Mettre l’Afrique du Sud en premier engendre la haine envers les autres Africains

Les sentiments anti-étrangers grandissent contre les Nigérians comme moi.

Dans le sillage du coronavirus, les sentiments anti-étrangers grandissent en Afrique du Sud. En septembre, des milliers de Sud-Africains ont défilé dans les rues avec des banderoles et des pancartes exigeant que les Nigérians, les Zimbabwéens et d’autres étrangers quittent leur pays. Les manifestants ont affirmé que les étrangers leur enlevaient leur travail et commettaient des crimes tels que la drogue et le trafic – les mêmes récits qui ont été utilisés pour attaquer les étrangers et leurs propriétés dans le passé.
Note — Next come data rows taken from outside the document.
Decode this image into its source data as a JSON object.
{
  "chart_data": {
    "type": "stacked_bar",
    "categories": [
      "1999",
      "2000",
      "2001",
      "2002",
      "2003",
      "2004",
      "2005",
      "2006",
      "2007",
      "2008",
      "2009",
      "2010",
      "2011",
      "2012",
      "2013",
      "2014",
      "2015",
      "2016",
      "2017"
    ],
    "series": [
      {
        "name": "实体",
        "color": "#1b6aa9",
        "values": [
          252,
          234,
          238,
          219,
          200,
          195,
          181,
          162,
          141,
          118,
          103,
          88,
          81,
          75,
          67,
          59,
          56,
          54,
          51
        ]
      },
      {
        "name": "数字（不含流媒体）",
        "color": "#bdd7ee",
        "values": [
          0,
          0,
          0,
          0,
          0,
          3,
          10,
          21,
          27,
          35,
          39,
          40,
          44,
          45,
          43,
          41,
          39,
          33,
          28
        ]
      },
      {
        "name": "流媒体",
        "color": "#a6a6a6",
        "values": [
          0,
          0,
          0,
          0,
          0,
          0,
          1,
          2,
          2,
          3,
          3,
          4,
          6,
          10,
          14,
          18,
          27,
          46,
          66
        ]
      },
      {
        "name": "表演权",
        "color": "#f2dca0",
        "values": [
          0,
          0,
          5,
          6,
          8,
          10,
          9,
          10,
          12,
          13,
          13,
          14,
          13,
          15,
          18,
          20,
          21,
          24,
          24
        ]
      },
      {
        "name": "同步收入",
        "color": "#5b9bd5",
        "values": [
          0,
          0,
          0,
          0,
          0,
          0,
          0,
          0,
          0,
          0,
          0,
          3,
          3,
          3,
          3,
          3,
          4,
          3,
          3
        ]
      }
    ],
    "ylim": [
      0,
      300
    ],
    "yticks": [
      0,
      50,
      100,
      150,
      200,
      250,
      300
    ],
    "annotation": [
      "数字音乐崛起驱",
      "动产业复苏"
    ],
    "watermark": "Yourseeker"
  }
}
En tant que Nigérian vivant en Afrique du Sud, je suis devenu trop conscient de ce que beaucoup de gens ressentent pour moi et mes compatriotes. C’est une forme amère de discrimination dans un pays qui est fier d’être lui-même une soi-disant nation arc-en-ciel – une nation qui prend certaines des vieilles sectes de l’apartheid et les réutilise contre d’autres Africains. Les divisions armées contre les Sud-Africains noirs sont désormais utilisées contre les étrangers. Le dernier recensement de l’Afrique du Sud en 2011 a montré qu’il y avait 2,2 millions d’étrangers vivant dans le pays – et les chiffres ont augmenté depuis. Nous sommes tous dans la ligne de mire.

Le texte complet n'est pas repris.